MEMPHIS, TN (WMC) - Thousands of Americans live in unsafe and unsanitary homes with mice, mold, and lead paint.

They don't have the money to fix the problems, and neither does their landlord.

“The air conditioning from upstairs when the whole unit leaks, I get all the water,” said Karen Angelin.

Angelin pays $400 a month in rent. Her landlord can’t seem to stop the vine growing from her bedroom ceiling. On a dangerously hot and humid south Louisiana afternoon, Angelin struggles for relief.

“There's no way you could cool these rooms because there's no unit,” Angelin said. “And that room is on the side of the hot water heater so that room is even hotter.”

Without A/C, she bought window units, but her landlord only allows her to keep two in her three-bedroom apartment.

“We’re taking care of them as much as we can, but we found the units are so old we can’t update them ourselves,” Angelin said.
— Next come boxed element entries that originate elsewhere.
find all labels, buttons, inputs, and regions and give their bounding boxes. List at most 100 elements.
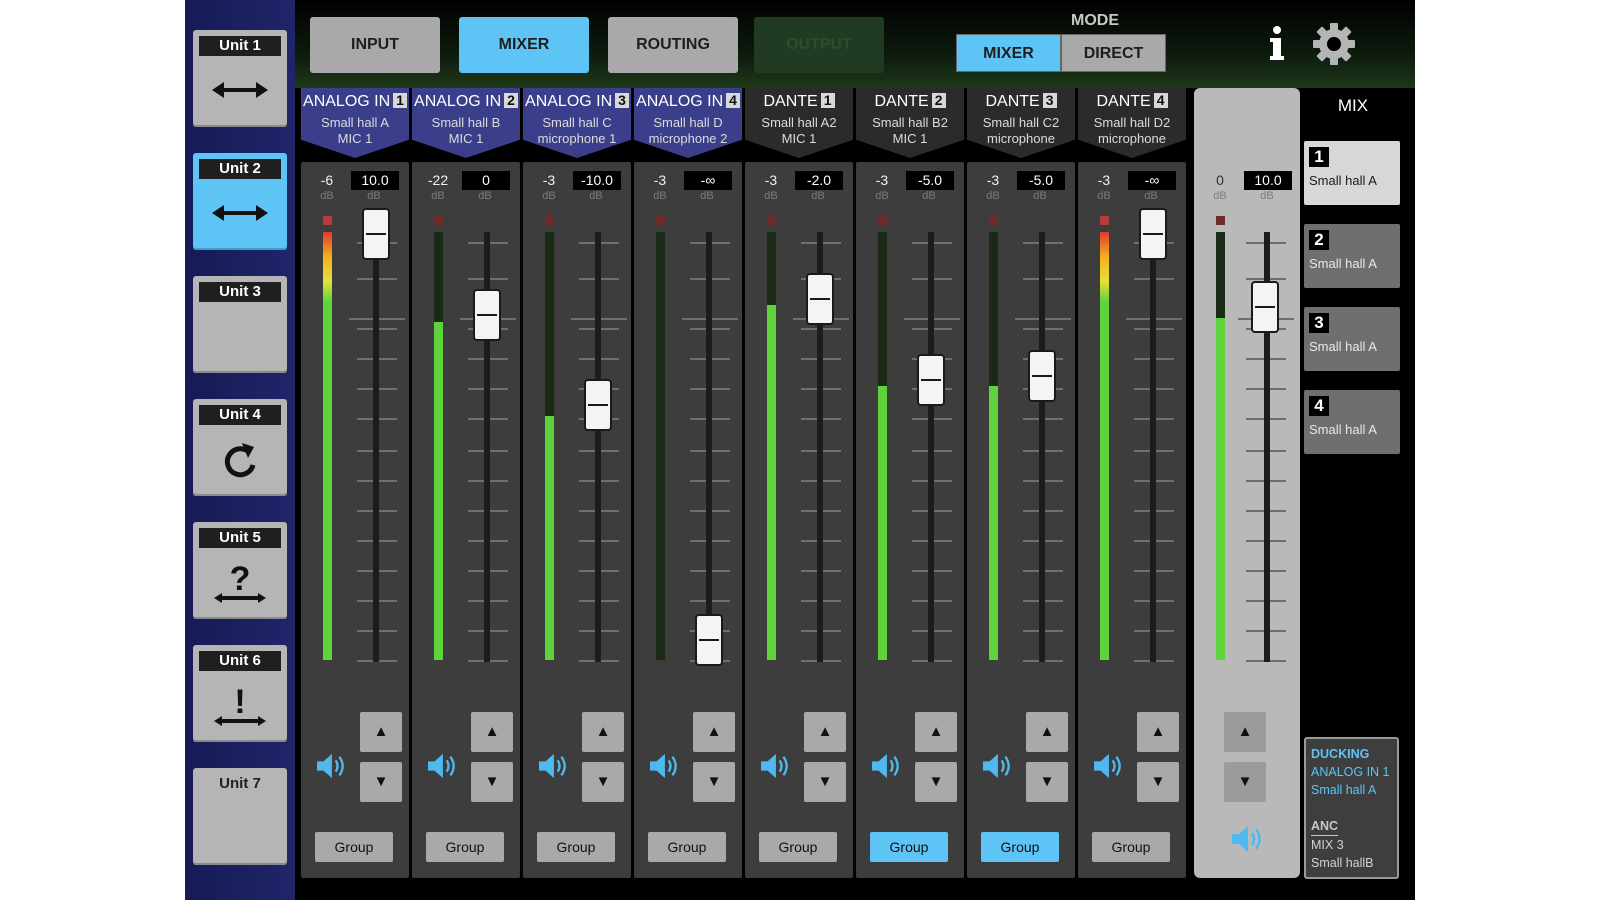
group-button[interactable]: Group (426, 832, 504, 862)
tab-mixer[interactable]: MIXER (459, 17, 589, 73)
meter-fill (545, 416, 554, 660)
gain-up-button[interactable]: ▲ (693, 712, 735, 752)
fader-track (706, 232, 712, 662)
speaker-icon[interactable] (870, 752, 902, 780)
channel-number: 4 (1153, 93, 1168, 108)
mix-item-4[interactable]: 4 Small hall A (1304, 390, 1400, 454)
channel-type: DANTE 2 (856, 93, 964, 111)
clip-indicator (767, 216, 776, 225)
channel-name-line1: Small hall D2 (1093, 115, 1171, 130)
level-meter (989, 232, 998, 660)
gain-up-button[interactable]: ▲ (360, 712, 402, 752)
svg-text:?: ? (230, 560, 251, 598)
group-button[interactable]: Group (981, 832, 1059, 862)
meter-db-label: dB (320, 190, 334, 202)
unit-2-button[interactable]: Unit 2 (193, 153, 287, 250)
fader-handle[interactable] (1139, 208, 1167, 260)
unit-4-button[interactable]: Unit 4 (193, 399, 287, 496)
gain-db-label: dB (1033, 190, 1047, 202)
channel-header[interactable]: ANALOG IN 3 Small hall Cmicrophone 1 (523, 88, 631, 158)
gain-down-button[interactable]: ▼ (360, 762, 402, 802)
speaker-icon[interactable] (1230, 824, 1264, 854)
mode-mixer-button[interactable]: MIXER (956, 34, 1061, 72)
group-button[interactable]: Group (537, 832, 615, 862)
channel-type-label: DANTE (874, 93, 929, 110)
channel-strip-analog-4: ANALOG IN 4 Small hall Dmicrophone 2 -3 -… (634, 88, 742, 888)
mix-name: Small hall A (1309, 339, 1377, 354)
group-button[interactable]: Group (315, 832, 393, 862)
channel-strip-dante-3: DANTE 3 Small hall C2 microphone -3 -5.0 d… (967, 88, 1075, 888)
gear-icon[interactable] (1312, 22, 1356, 66)
gain-up-button[interactable]: ▲ (582, 712, 624, 752)
channel-header[interactable]: DANTE 2 Small hall B2 MIC 1 (856, 88, 964, 158)
gain-up-button[interactable]: ▲ (1137, 712, 1179, 752)
speaker-icon[interactable] (315, 752, 347, 780)
group-button[interactable]: Group (1092, 832, 1170, 862)
speaker-icon[interactable] (759, 752, 791, 780)
channel-body: -3 -∞ dB dB ▲ ▼ Group (1078, 162, 1186, 878)
unit-3-button[interactable]: Unit 3 (193, 276, 287, 373)
clip-indicator (434, 216, 443, 225)
master-fader-handle[interactable] (1251, 281, 1279, 334)
unit-1-button[interactable]: Unit 1 (193, 30, 287, 127)
fader-handle[interactable] (917, 354, 945, 407)
mix-item-3[interactable]: 3 Small hall A (1304, 307, 1400, 371)
mix-item-1[interactable]: 1 Small hall A (1304, 141, 1400, 205)
unit-5-button[interactable]: Unit 5? (193, 522, 287, 619)
channel-header[interactable]: DANTE 4 Small hall D2 microphone (1078, 88, 1186, 158)
info-icon[interactable] (1267, 25, 1287, 63)
unit-7-button[interactable]: Unit 7 (193, 768, 287, 865)
tab-routing[interactable]: ROUTING (608, 17, 738, 73)
gain-up-button[interactable]: ▲ (471, 712, 513, 752)
mix-item-2[interactable]: 2 Small hall A (1304, 224, 1400, 288)
group-button[interactable]: Group (759, 832, 837, 862)
gain-down-button[interactable]: ▼ (693, 762, 735, 802)
clip-indicator (1100, 216, 1109, 225)
fader-handle[interactable] (1028, 350, 1056, 403)
meter-fill (1100, 300, 1109, 660)
group-button[interactable]: Group (648, 832, 726, 862)
channel-header[interactable]: ANALOG IN 2 Small hall B MIC 1 (412, 88, 520, 158)
gain-down-button[interactable]: ▼ (582, 762, 624, 802)
gain-up-button[interactable]: ▲ (915, 712, 957, 752)
fader-handle[interactable] (806, 272, 834, 325)
meter-fill (323, 300, 332, 660)
gain-down-button[interactable]: ▼ (915, 762, 957, 802)
level-meter (1100, 232, 1109, 660)
gain-up-button[interactable]: ▲ (1026, 712, 1068, 752)
master-gain-down-button[interactable]: ▼ (1224, 762, 1266, 802)
fader-handle[interactable] (695, 614, 723, 666)
channel-header[interactable]: DANTE 1 Small hall A2 MIC 1 (745, 88, 853, 158)
group-button[interactable]: Group (870, 832, 948, 862)
speaker-icon[interactable] (1092, 752, 1124, 780)
speaker-icon[interactable] (537, 752, 569, 780)
speaker-icon[interactable] (981, 752, 1013, 780)
gain-down-button[interactable]: ▼ (1026, 762, 1068, 802)
gain-value: -5.0 (906, 171, 954, 190)
speaker-icon[interactable] (648, 752, 680, 780)
tab-input[interactable]: INPUT (310, 17, 440, 73)
fader-handle[interactable] (584, 378, 612, 431)
fader-handle[interactable] (362, 208, 390, 260)
channel-type-label: DANTE (763, 93, 818, 110)
channel-name: Small hall C2 microphone (967, 115, 1075, 147)
gain-down-button[interactable]: ▼ (471, 762, 513, 802)
gain-down-button[interactable]: ▼ (1137, 762, 1179, 802)
meter-value: -3 (1097, 172, 1111, 188)
mix-name: Small hall A (1309, 256, 1377, 271)
gain-db-label: dB (1144, 190, 1158, 202)
unit-6-button[interactable]: Unit 6! (193, 645, 287, 742)
gain-up-button[interactable]: ▲ (804, 712, 846, 752)
fader-handle[interactable] (473, 289, 501, 342)
speaker-icon[interactable] (426, 752, 458, 780)
ducking-label: DUCKING (1311, 747, 1370, 761)
channel-header[interactable]: DANTE 3 Small hall C2 microphone (967, 88, 1075, 158)
channel-header[interactable]: ANALOG IN 4 Small hall Dmicrophone 2 (634, 88, 742, 158)
meter-db-label: dB (764, 190, 778, 202)
unit-label: Unit 7 (219, 775, 261, 792)
mode-direct-button[interactable]: DIRECT (1061, 34, 1166, 72)
channel-header[interactable]: ANALOG IN 1 Small hall A MIC 1 (301, 88, 409, 158)
gain-down-button[interactable]: ▼ (804, 762, 846, 802)
meter-fill (767, 304, 776, 660)
master-gain-up-button[interactable]: ▲ (1224, 712, 1266, 752)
Her landlord: the federal government.

Angelin lives in a public housing development. Last year a HUD inspector gave her complex a failing inspection score, a 43 out of 100.

That "C" means inspectors found life-threatening deficiencies.

Among the serious findings were damaged roofs, exposed wires, and other electrical hazards.

Investigate TV analyzed federal records and found hundreds of public housing complexes across the country that year after year failed inspections.

One reason why: a $50 billion backlog of needed repairs.

“It's appalling and it's unacceptable,” said Diane Yentel. “People shouldn't have to live that way, especially when the federal government is supporting that housing.”

We found housing complexes from Alabama to Virginia, from the Carolinas to Indiana.

In nearly every state, people were living in deplorable conditions with bugs and mice, without smoke detectors, or working windows.

In the last decade, Investigate TV found 365 housing complexes across the country have failed at least half of their inspections. A score under 60 is considered failing.

“Much of public housing is for disabled people, and for the elderly, and we just don't invest the way we should as a country,” said Sherrod Brown.